China has recently announced that they plan to shut down their ivory markets completely by 2017, halting all sales and processing. This decision is monumental for elephants, who are on the endangered list because of their declining numbers.

Elephants have lent a helping hand to humans for more than 4,000 years, from farm work to hauling soldiers and their weapons to battle. However, these gentle giants are also known for their tusks made of ivory, often referred to as ‘white gold’ and an ‘organic gemstone’.

Not only are these 200-pound tusks sought after as status symbols by many, they are also used for making piano keys and other everyday objects due to their easy-to-carve and durable nature. 

China Demands, and Africa Supplies

China accounts for a whopping 50 to 70 percent of smuggled ivory, most of which is supplied from Africa.

Poachers employ guns, bow and arrows, poison darts, and other tactics to hunt these unsuspecting animals. For these ruthless hunters, the main goal is to get ivory out of the country without being detected. Unfortunately, even humans are not spared in this process — poachers have been accused of killing wildlife rangers who protect these elephants.

China’s voracious appetite for ivory has led to more than 100,000 elephants being killed in the span of just three years! In fact, one population of elephants experienced a decrease of 64 percent, while the killings generated 17 billion dollars in revenue. There are three factors that have encouraged the illegal trade of ivory – its prized status, lack of punishment for hunters, and ignorance on the buyer's part. According to a study, only a third of the buyers are actually aware of the horrific means used to kill these giant but gentle beings.

Is China’s Announcement All Talk And No Action?

While some welcome China’s plans to put a stop to this inhumane multi-billion dollar industry, others are skeptical of their sincerity. For more than ten years, activists, celebrities, the American and African governments, wildlife groups and international authorities have been pressuring China to admit and change these illegal sales.

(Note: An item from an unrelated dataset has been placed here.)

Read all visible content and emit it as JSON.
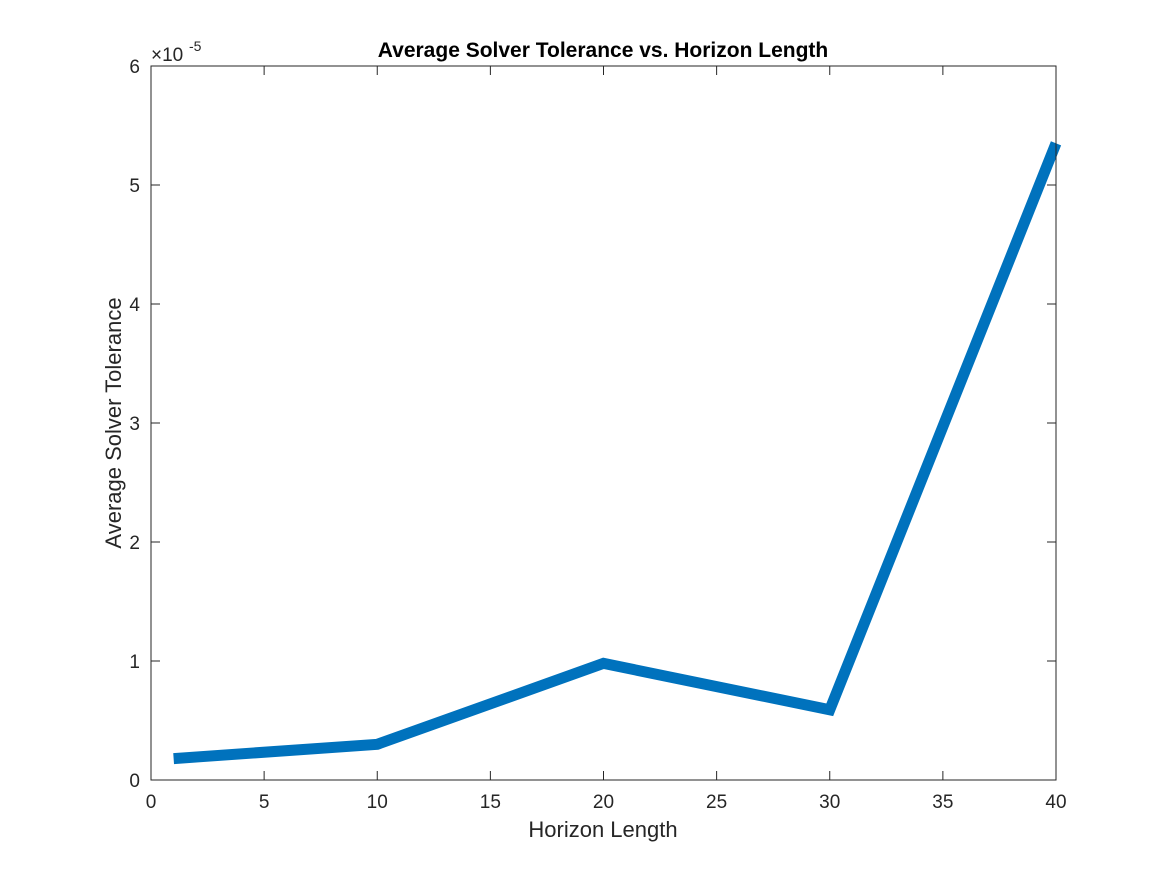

One concern with labeling ivory illegal is that it would only increase its status as a hard-to-get object. Some worry that poaching would become an underground black-market activity, and the motivation to hunt these endangered animals will only increase. This concern stems from sales of tiger bones, which continue despite being declared illegal.

The first step China plans to take is closing down of ivory processing factories. Wildlife experts agree that this step could be a glimmer of hope for elephant conservation efforts.